A question regarding complications with resistor networks.

[msuffidy]

I just just reviewing something I did earlier and noticed there may be a complication. The objective was to use a resistor network to change the voltage of a DC adapter to supply a lower voltage device. So what I did had the sort of logic as this. Say you had 2 resistors across a battery in series. At any time if the 2 resistors are the same value in between them you would have 4.5 Volts. So you can change the values the same 2 resistors to alter the current draw of the circuit. Now if you place a load on the mid point with what becomes a parallel circuit, the resistors add in a reciprocal way. So my logic was just to find the value of, in this case, R2 and 121 ohms such then when in a parallel circuit they equalled the 100 ohms I made R1. That is R2 was 576 ohms in this case. But I didn't think of the voltage drop across the LED that you usual subtract from V. This would only apply to one branch.

So I was wondering how these 'voltage drops' are considered generally, like can a motor coil be considered a voltage drop, or a resistor? Anyway just commenting on this sort of problem as I see it as complications with tapping resistor network voltage supplies would be good.

[TimFox]

Consider the Thévenin equivalent of R1 and R2:  the ratio of the resistors gives you the open circuit (no-load) voltage across R2, and the parallel combination (R1 x R2) / (R1 + R2) gives you the source resistance driving the load from that open-circuit voltage.
In general, resistive dividers are quite inefficient when the load requires more than nominal current.

[Benta]

This is where you need to start studying.
The keywords are "Kirchhoff's Current Laws" and "Kirchhoff's Voltage Laws" (KCL and KVL).

But an approach could be to replace the LED forward voltage with a voltage source with the same voltage to emulate the LED voltage drop. This will only work for a steady-state analysis with the 9 V battery always in place.

But Tim's absolutely right: all three resistors could be replaced with one.

[msuffidy]

But Tim's absolutely right: all three resistors could be replaced with one.
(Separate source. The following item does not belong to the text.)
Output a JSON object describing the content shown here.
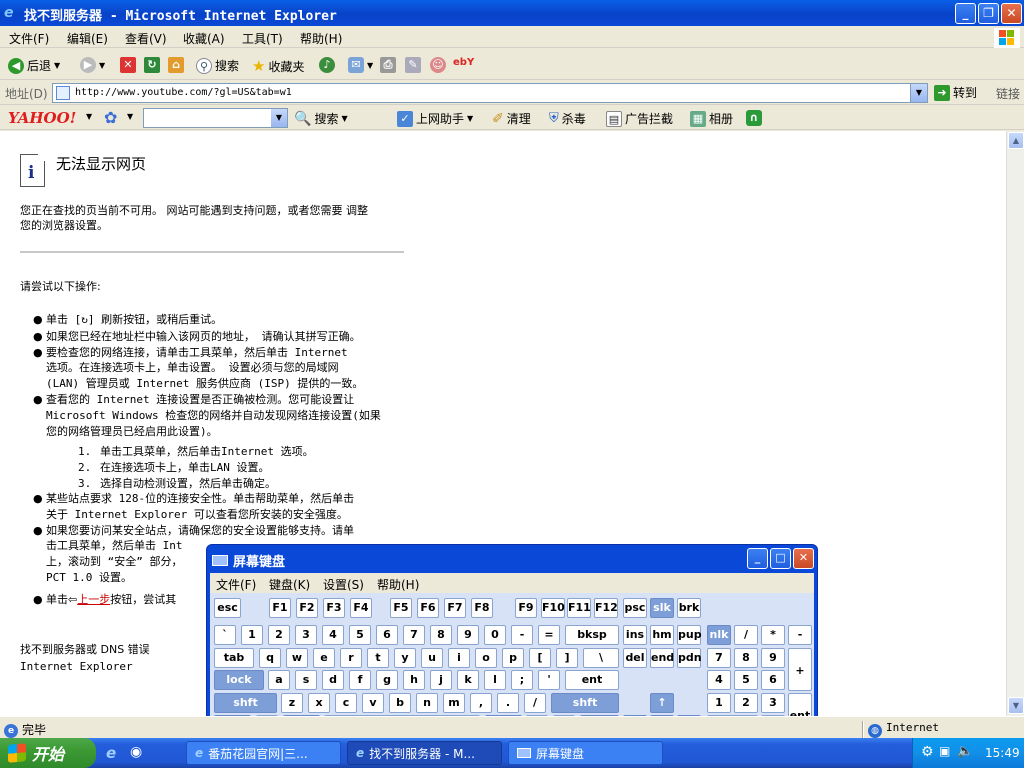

Probably, but the 121 one is stuck to the thing I am powering.

[TimFox]

So, just put the remaining resistance required in the series circuit between the battery and the 121 ohm resistor.
For example, if you have a 9 V battery, and you want 10 mA through the LED, and the LED has a 2 V forward voltage at that current (read the datasheet for real value), you have a total of (9 - 2) = 7 V across the resistors, of which 1.21 V is across the 121 ohm resistor, leaving 5.79 V for the extra resistor, which would be 5.79/0.01 = 579 ohms.

[msuffidy]

Yes I guess that would work. There is a bit of an issue in that I don't actually know the value of the laser diode LED voltage drop, but know the 121 ohms and it was fed by a 4.5 volt supply. If I knew that value I could figure out the original amperage of the LED and select a resistor to supply that amperage with the 121 from 9 volt supply. I am avoiding the question about calculating parallel resistors with different branch voltage drops though.

[TimFox]

So, if it worked from a +4.5 V supply with a 121 ohm resistor, and you don't know the current, you will have to either measure it or guess.
Now, obviously the current must be less than 4.5 V/121 = 37 mA.
If the laser voltage is 2.0 V, then the present current would be 2.5 V/121 = 21 mA.
I would guess 20 mA, so the extra resistor would be (9.0 - 4.5 V) / (20 mA) = 225 .
You're not going to get a better answer with the resistor divider, unless you make the resistors so small as to pull too much current from the battery.

[msuffidy]

Thanks for the responses.

At 20ma for the laser diode and 2V forward drop. I get the total resistance required to be 350 ohms (7v / 0.020A). With the 121 there, you need 229. Which seems the same.